Published online by Cambridge University Press: 18 January 2010
Tyndall's Presidential Address to the British Association meeting in Belfast in 1874 is in many ways more important than the Huxley/Wilberforce clash in 1860. Huxley was merely trying to secure a fair hearing for Darwin's theory, from churchmen and scientists who were opposed to it. Tyndall was making sweeping claims for science as such, which he presents as providing a complete ‘materialistic’ explanation of the whole physical world and its origins. In the first half of the Address, Tyndall had set up a ‘conflict’ model of the relations between science and religion. He surveys the history of science as he sees it, starting promisingly with the Greeks, but later stifled by theology:
It was a time when thought had become abject, and when the acceptance of mere authority led, as it always does in science, to intellectual death. Natural events, instead of being traced to physical, were referred to moral causes; while an exercise of the phantasy, almost as degrading as the spiritualism of the present day, took the place of scientific speculation. (p. 310)

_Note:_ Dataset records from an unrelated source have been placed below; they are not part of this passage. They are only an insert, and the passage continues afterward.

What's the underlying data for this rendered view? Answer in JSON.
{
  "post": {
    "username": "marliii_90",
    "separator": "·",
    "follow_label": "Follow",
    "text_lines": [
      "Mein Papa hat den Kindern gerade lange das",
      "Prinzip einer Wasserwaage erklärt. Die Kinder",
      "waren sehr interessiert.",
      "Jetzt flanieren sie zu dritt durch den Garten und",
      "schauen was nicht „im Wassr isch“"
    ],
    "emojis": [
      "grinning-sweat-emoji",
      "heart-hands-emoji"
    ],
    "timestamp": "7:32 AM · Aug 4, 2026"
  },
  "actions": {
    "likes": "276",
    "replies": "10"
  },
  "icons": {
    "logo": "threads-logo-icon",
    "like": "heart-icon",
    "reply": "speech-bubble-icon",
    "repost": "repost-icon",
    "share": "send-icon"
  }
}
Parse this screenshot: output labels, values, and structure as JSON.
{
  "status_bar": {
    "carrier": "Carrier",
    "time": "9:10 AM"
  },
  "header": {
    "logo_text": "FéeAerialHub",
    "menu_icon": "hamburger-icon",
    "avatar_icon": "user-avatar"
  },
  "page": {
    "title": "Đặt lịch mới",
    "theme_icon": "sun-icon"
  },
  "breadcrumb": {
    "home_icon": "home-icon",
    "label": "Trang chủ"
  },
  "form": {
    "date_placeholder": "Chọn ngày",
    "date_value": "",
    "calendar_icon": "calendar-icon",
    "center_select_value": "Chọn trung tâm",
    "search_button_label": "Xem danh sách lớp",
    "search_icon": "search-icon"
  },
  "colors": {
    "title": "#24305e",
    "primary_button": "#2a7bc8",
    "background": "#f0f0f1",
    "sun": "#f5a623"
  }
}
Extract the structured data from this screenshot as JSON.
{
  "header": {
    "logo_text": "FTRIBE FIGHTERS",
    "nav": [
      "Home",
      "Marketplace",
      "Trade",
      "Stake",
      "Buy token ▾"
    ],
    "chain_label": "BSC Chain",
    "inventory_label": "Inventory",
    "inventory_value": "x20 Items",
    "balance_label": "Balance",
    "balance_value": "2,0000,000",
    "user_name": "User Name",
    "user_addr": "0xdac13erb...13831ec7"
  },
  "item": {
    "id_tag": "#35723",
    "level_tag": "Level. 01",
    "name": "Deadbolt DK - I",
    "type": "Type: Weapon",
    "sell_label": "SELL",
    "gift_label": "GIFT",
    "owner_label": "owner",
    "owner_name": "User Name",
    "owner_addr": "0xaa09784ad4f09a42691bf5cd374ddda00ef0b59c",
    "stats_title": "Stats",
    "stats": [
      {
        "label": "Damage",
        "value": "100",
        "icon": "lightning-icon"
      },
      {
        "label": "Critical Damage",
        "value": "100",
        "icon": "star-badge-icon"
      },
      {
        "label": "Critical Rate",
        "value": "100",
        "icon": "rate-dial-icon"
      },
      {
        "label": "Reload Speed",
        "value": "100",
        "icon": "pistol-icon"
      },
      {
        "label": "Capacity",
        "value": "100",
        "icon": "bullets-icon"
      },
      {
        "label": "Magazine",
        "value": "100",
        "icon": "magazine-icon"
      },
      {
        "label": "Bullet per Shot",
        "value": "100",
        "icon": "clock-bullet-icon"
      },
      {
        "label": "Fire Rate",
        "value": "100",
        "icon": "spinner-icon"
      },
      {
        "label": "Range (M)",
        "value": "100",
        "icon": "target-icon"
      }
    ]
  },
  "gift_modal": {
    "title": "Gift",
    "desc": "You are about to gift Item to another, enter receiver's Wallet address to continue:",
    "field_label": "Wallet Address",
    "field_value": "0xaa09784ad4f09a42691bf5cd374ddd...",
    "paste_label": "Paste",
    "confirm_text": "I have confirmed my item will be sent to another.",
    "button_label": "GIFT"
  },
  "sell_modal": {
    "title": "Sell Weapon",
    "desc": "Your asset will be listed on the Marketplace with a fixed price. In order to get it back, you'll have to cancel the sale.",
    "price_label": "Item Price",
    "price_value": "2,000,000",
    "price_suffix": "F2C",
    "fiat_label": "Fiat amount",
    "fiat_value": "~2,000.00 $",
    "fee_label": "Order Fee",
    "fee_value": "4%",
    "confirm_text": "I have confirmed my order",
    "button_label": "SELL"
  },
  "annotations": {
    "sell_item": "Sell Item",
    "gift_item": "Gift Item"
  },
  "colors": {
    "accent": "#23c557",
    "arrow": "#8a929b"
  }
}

Religious thought is seen as retarding scientific thought, completely ignoring the huge debt that nineteenth-century science owed to natural theology. Tyndall presents intellectual history as a battle between the dark and the light, theology and science: in this he was influenced by Draper's The Intellectual Development of Europe (1862), one of the sources of the ‘warfare’ myth of the relations between science and religion.